On the one hand a drop dead date after this much time seemed like a good idea. On the other I could end up being responsible for my own demise. There’s a quote by Felix Dennis that kind of hit me in the face with a crowbar.

Quitting is ok. Quitting when you still believe you can succeed is not.

On some level I still believed I could succeed. Since I couldn’t spin bullshit into bullets on a resume I kept going. But in many ways I was standing on the edge of a cliff, one where jumping off it and hoping for a crash landing was seeming like a pretty decent alternative to life. My friend an now business partner Brian Koehn talked me off that metaphorical ledge.

The difference between quitting altogether and my book deal was 2 months. And in that 2 months my editor had returned to publishing from her job at Skillshare, found my 1000 word a day article, and sent me an email about writing a book.

So if you feel like quitting, give it 2 months. It’s not much more time, but it also could make a profound difference in how things turn out.

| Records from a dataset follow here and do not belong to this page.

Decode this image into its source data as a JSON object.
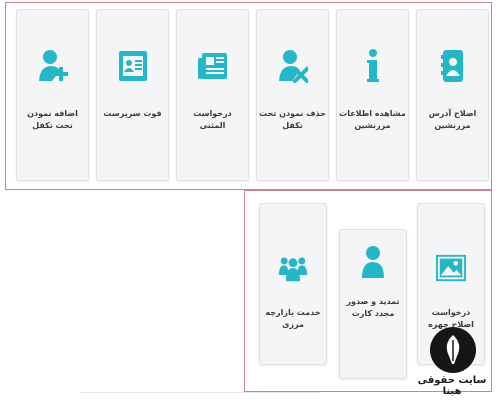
{
  "accent_color": "#25b6c8",
  "top_panel": {
    "tiles": [
      {
        "label": "اصلاح آدرس مرزنشین",
        "icon": "address-book-person-icon"
      },
      {
        "label": "مشاهده اطلاعات مرزنشین",
        "icon": "info-icon"
      },
      {
        "label": "حذف نمودن تحت تکفل",
        "icon": "remove-person-icon"
      },
      {
        "label": "درخواست المثنی",
        "icon": "newspaper-icon"
      },
      {
        "label": "فوت سرپرست",
        "icon": "id-card-icon"
      },
      {
        "label": "اضافه نمودن تحت تکفل",
        "icon": "add-person-icon"
      }
    ]
  },
  "bottom_panel": {
    "tiles": [
      {
        "label": "درخواست اصلاح چهره",
        "icon": "picture-icon"
      },
      {
        "label": "تمدید و صدور مجدد کارت",
        "icon": "person-icon"
      },
      {
        "label": "خدمت بازارچه مرزی",
        "icon": "group-icon"
      }
    ]
  },
  "brand": {
    "name": "سایت حقوقی هینا",
    "icon": "quill-logo-icon"
  }
}
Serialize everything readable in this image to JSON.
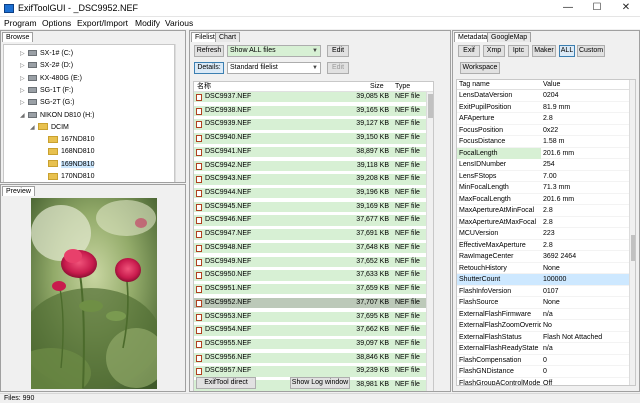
{
  "window": {
    "title": "ExifToolGUI - _DSC9952.NEF",
    "minimize": "—",
    "maximize": "☐",
    "close": "✕"
  },
  "menu": {
    "program": "Program",
    "options": "Options",
    "export_import": "Export/Import",
    "modify": "Modify",
    "various": "Various"
  },
  "browse": {
    "tab": "Browse",
    "tree": [
      {
        "label": "SX-1# (C:)",
        "kind": "drive",
        "level": 1,
        "toggle": "▷"
      },
      {
        "label": "SX-2# (D:)",
        "kind": "drive",
        "level": 1,
        "toggle": "▷"
      },
      {
        "label": "KX-480G (E:)",
        "kind": "drive",
        "level": 1,
        "toggle": "▷"
      },
      {
        "label": "SG-1T (F:)",
        "kind": "drive",
        "level": 1,
        "toggle": "▷"
      },
      {
        "label": "SG-2T (G:)",
        "kind": "drive",
        "level": 1,
        "toggle": "▷"
      },
      {
        "label": "NIKON D810 (H:)",
        "kind": "drive",
        "level": 1,
        "toggle": "◢"
      },
      {
        "label": "DCIM",
        "kind": "folder",
        "level": 2,
        "toggle": "◢"
      },
      {
        "label": "167ND810",
        "kind": "folder",
        "level": 3,
        "toggle": ""
      },
      {
        "label": "168ND810",
        "kind": "folder",
        "level": 3,
        "toggle": ""
      },
      {
        "label": "169ND810",
        "kind": "folder",
        "level": 3,
        "toggle": "",
        "selected": true
      },
      {
        "label": "170ND810",
        "kind": "folder",
        "level": 3,
        "toggle": ""
      },
      {
        "label": "e (\\\\192.168.3.199) (X:)",
        "kind": "drive",
        "level": 1,
        "toggle": "▷"
      }
    ]
  },
  "preview": {
    "tab": "Preview"
  },
  "center": {
    "tab_filelist": "Filelist",
    "tab_chart": "Chart",
    "refresh_label": "Refresh",
    "filter_value": "Show ALL files",
    "edit1_label": "Edit",
    "details_label": "Details:",
    "view_value": "Standard filelist",
    "edit2_label": "Edit",
    "columns": {
      "name": "名称",
      "size": "Size",
      "type": "Type"
    },
    "files": [
      {
        "name": "DSC9937.NEF",
        "size": "39,085 KB",
        "type": "NEF file"
      },
      {
        "name": "DSC9938.NEF",
        "size": "39,165 KB",
        "type": "NEF file"
      },
      {
        "name": "DSC9939.NEF",
        "size": "39,127 KB",
        "type": "NEF file"
      },
      {
        "name": "DSC9940.NEF",
        "size": "39,150 KB",
        "type": "NEF file"
      },
      {
        "name": "DSC9941.NEF",
        "size": "38,897 KB",
        "type": "NEF file"
      },
      {
        "name": "DSC9942.NEF",
        "size": "39,118 KB",
        "type": "NEF file"
      },
      {
        "name": "DSC9943.NEF",
        "size": "39,208 KB",
        "type": "NEF file"
      },
      {
        "name": "DSC9944.NEF",
        "size": "39,196 KB",
        "type": "NEF file"
      },
      {
        "name": "DSC9945.NEF",
        "size": "39,169 KB",
        "type": "NEF file"
      },
      {
        "name": "DSC9946.NEF",
        "size": "37,677 KB",
        "type": "NEF file"
      },
      {
        "name": "DSC9947.NEF",
        "size": "37,691 KB",
        "type": "NEF file"
      },
      {
        "name": "DSC9948.NEF",
        "size": "37,648 KB",
        "type": "NEF file"
      },
      {
        "name": "DSC9949.NEF",
        "size": "37,652 KB",
        "type": "NEF file"
      },
      {
        "name": "DSC9950.NEF",
        "size": "37,633 KB",
        "type": "NEF file"
      },
      {
        "name": "DSC9951.NEF",
        "size": "37,659 KB",
        "type": "NEF file"
      },
      {
        "name": "DSC9952.NEF",
        "size": "37,707 KB",
        "type": "NEF file",
        "selected": true
      },
      {
        "name": "DSC9953.NEF",
        "size": "37,695 KB",
        "type": "NEF file"
      },
      {
        "name": "DSC9954.NEF",
        "size": "37,662 KB",
        "type": "NEF file"
      },
      {
        "name": "DSC9955.NEF",
        "size": "39,097 KB",
        "type": "NEF file"
      },
      {
        "name": "DSC9956.NEF",
        "size": "38,846 KB",
        "type": "NEF file"
      },
      {
        "name": "DSC9957.NEF",
        "size": "39,239 KB",
        "type": "NEF file"
      },
      {
        "name": "DSC9958.NEF",
        "size": "38,981 KB",
        "type": "NEF file"
      }
    ],
    "exiftool_direct_label": "ExifTool direct",
    "show_log_label": "Show Log window"
  },
  "metadata": {
    "tab_metadata": "Metadata",
    "tab_googlemap": "GoogleMap",
    "buttons": [
      "Exif",
      "Xmp",
      "Iptc",
      "Maker",
      "ALL",
      "Custom"
    ],
    "workspace_label": "Workspace",
    "columns": {
      "tag": "Tag name",
      "value": "Value"
    },
    "rows": [
      {
        "tag": "LensDataVersion",
        "value": "0204"
      },
      {
        "tag": "ExitPupilPosition",
        "value": "81.9 mm"
      },
      {
        "tag": "AFAperture",
        "value": "2.8"
      },
      {
        "tag": "FocusPosition",
        "value": "0x22"
      },
      {
        "tag": "FocusDistance",
        "value": "1.58 m"
      },
      {
        "tag": "FocalLength",
        "value": "201.6 mm",
        "highlight": true
      },
      {
        "tag": "LensIDNumber",
        "value": "254"
      },
      {
        "tag": "LensFStops",
        "value": "7.00"
      },
      {
        "tag": "MinFocalLength",
        "value": "71.3 mm"
      },
      {
        "tag": "MaxFocalLength",
        "value": "201.6 mm"
      },
      {
        "tag": "MaxApertureAtMinFocal",
        "value": "2.8"
      },
      {
        "tag": "MaxApertureAtMaxFocal",
        "value": "2.8"
      },
      {
        "tag": "MCUVersion",
        "value": "223"
      },
      {
        "tag": "EffectiveMaxAperture",
        "value": "2.8"
      },
      {
        "tag": "RawImageCenter",
        "value": "3692 2464"
      },
      {
        "tag": "RetouchHistory",
        "value": "None"
      },
      {
        "tag": "ShutterCount",
        "value": "100000",
        "selected": true
      },
      {
        "tag": "FlashInfoVersion",
        "value": "0107"
      },
      {
        "tag": "FlashSource",
        "value": "None"
      },
      {
        "tag": "ExternalFlashFirmware",
        "value": "n/a"
      },
      {
        "tag": "ExternalFlashZoomOverrid",
        "value": "No"
      },
      {
        "tag": "ExternalFlashStatus",
        "value": "Flash Not Attached"
      },
      {
        "tag": "ExternalFlashReadyState",
        "value": "n/a"
      },
      {
        "tag": "FlashCompensation",
        "value": "0"
      },
      {
        "tag": "FlashGNDistance",
        "value": "0"
      },
      {
        "tag": "FlashGroupAControlMode",
        "value": "Off"
      }
    ]
  },
  "status": {
    "files": "Files: 990"
  }
}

If you’ve decided to attempt anything of greater significance, like building a company, starting a non-profit or base jumping off the World Trade Center, you will have a moment of doubt. You will probably want to quit. All I can say is you’re not alone.

I’m the host and founder of The Unmistakable Creative Podcast.” Expand on that by adding, “Every Sunday we share the most unmistakable parts of the internet that we have discovered in The Sunday Quiver. Receive our next issue by signing up here.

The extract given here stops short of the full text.